New York Uber drivers may get tips
Uber drivers in New York may soon be able to earn tips thanks to a new proposal.
The New York City Taxi and Limousine Commission (TLC) has announced plans aimed at forcing all cab companies that take payment via credit card to offer a tipping option.
The move comes in response to a petition signed by 11,000 Uber drivers.
Rival services such as Lyft already offer a tipping option. However, Uber has always resisted such a move.
On its website, Uber said riders are not obliged to tip, but drivers can accept cash if offered.
In a statement, the ride-hailing app said it looked forward to reviewing the TLC’s proposal.
"Uber is always striving to offer the best earning opportunity for drivers and we are constantly working to improve the driver experience.
"That’s why, in New York City, we partnered with the Machinists Union to make sure current and future Uber NYC drivers have a stronger voice and launched a series of new tools and support policies for drivers," the company said.
The suggested rules would need to go through several layers of approval before they can be enforced, a process expected to take several months.
Uber's partnership with the Machinists Union, in which a sub-group known as the Independent Drivers Guild (IDG) has been formed, came in response to mounting pressure to allow Uber drivers to unionise.
The group falls short of being a fully-fledged union. Drivers will not be able to use the IDG to negotiate directly on pay or benefits, for example.
The IDG has welcomed the TLC’s move.
"Today’s decision is a vitally important step forward for drivers.
"In-app tipping will mean a raise of hundreds of millions of dollars for New York City drivers each year. Drivers have long been denied access to the kinds of benefits and labor protections many workers take for granted, such as paid sick leave or the minimum wage.

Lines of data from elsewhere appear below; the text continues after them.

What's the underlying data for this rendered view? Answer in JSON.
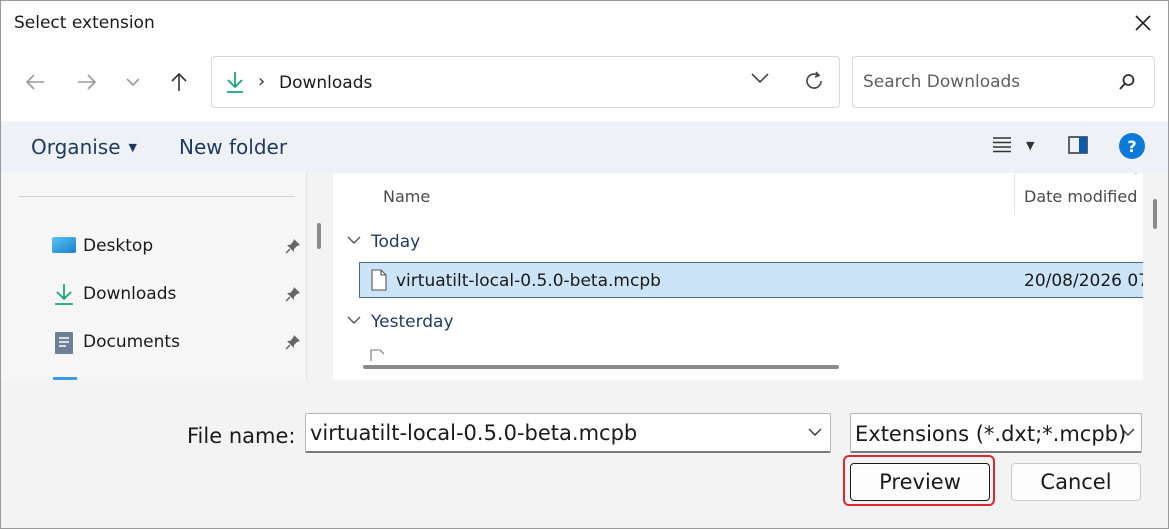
{
  "window": {
    "title": "Select extension"
  },
  "address_bar": {
    "crumb": "Downloads"
  },
  "search": {
    "placeholder": "Search Downloads"
  },
  "toolbar": {
    "organise_label": "Organise",
    "new_folder_label": "New folder"
  },
  "nav_pane": {
    "items": [
      {
        "label": "Desktop",
        "icon": "desktop-icon"
      },
      {
        "label": "Downloads",
        "icon": "download-icon"
      },
      {
        "label": "Documents",
        "icon": "documents-icon"
      }
    ]
  },
  "file_list": {
    "columns": {
      "name": "Name",
      "date_modified": "Date modified"
    },
    "groups": [
      {
        "label": "Today",
        "files": [
          {
            "name": "virtuatilt-local-0.5.0-beta.mcpb",
            "date": "20/08/2026 07"
          }
        ]
      },
      {
        "label": "Yesterday",
        "files": []
      }
    ]
  },
  "footer": {
    "file_name_label": "File name:",
    "file_name_value": "virtuatilt-local-0.5.0-beta.mcpb",
    "file_type": "Extensions (*.dxt;*.mcpb)",
    "preview_label": "Preview",
    "cancel_label": "Cancel"
  },
  "colors": {
    "accent": "#0b7ad8",
    "selection": "#cce4f7",
    "focus_ring": "#e0262e"
  }
}
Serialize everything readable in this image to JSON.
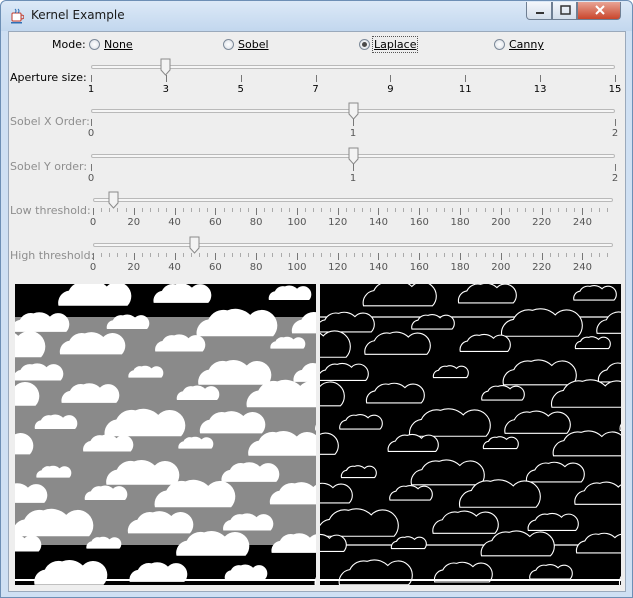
{
  "window": {
    "title": "Kernel Example"
  },
  "mode": {
    "label": "Mode:",
    "options": [
      "None",
      "Sobel",
      "Laplace",
      "Canny"
    ],
    "selected": "Laplace"
  },
  "sliders": [
    {
      "key": "aperture",
      "label": "Aperture size:",
      "enabled": true,
      "min": 1,
      "max": 15,
      "value": 3,
      "ticks": [
        "1",
        "3",
        "5",
        "7",
        "9",
        "11",
        "13",
        "15"
      ]
    },
    {
      "key": "sobel_x",
      "label": "Sobel X Order:",
      "enabled": false,
      "min": 0,
      "max": 2,
      "value": 1,
      "ticks": [
        "0",
        "1",
        "2"
      ]
    },
    {
      "key": "sobel_y",
      "label": "Sobel Y order:",
      "enabled": false,
      "min": 0,
      "max": 2,
      "value": 1,
      "ticks": [
        "0",
        "1",
        "2"
      ]
    },
    {
      "key": "low",
      "label": "Low threshold:",
      "enabled": false,
      "min": 0,
      "max": 255,
      "value": 10,
      "ticks": [
        "0",
        "20",
        "40",
        "60",
        "80",
        "100",
        "120",
        "140",
        "160",
        "180",
        "200",
        "220",
        "240"
      ]
    },
    {
      "key": "high",
      "label": "High threshold:",
      "enabled": false,
      "min": 0,
      "max": 255,
      "value": 50,
      "ticks": [
        "0",
        "20",
        "40",
        "60",
        "80",
        "100",
        "120",
        "140",
        "160",
        "180",
        "200",
        "220",
        "240"
      ]
    }
  ],
  "images": {
    "left": {
      "name": "original",
      "background": "#8a8a8a"
    },
    "right": {
      "name": "laplace-result",
      "background": "#000000"
    }
  }
}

"As a result, New York City’s professional drivers have traditionally depended on gratuities for a substantial portion of their income. Cuts to driver pay across the ride-hail industry has made tipping income more important than ever," said IDG founder Jim Conigliaro.
The IDG estimates tipping will be worth an extra $300m (£238m) to drivers in the city every year.
If New York City does force Uber to tip it could increase pressure on Uber from drivers in other cities around the world - many of which have concocted inventive ways to encourage tipping, often in vain as many riders do not have cash on hand.
"[Passenger] said he didn't have cash on hand but offered me a bag of chips which I accepted,” wrote one driver from New Jersey on an Uber drivers forum.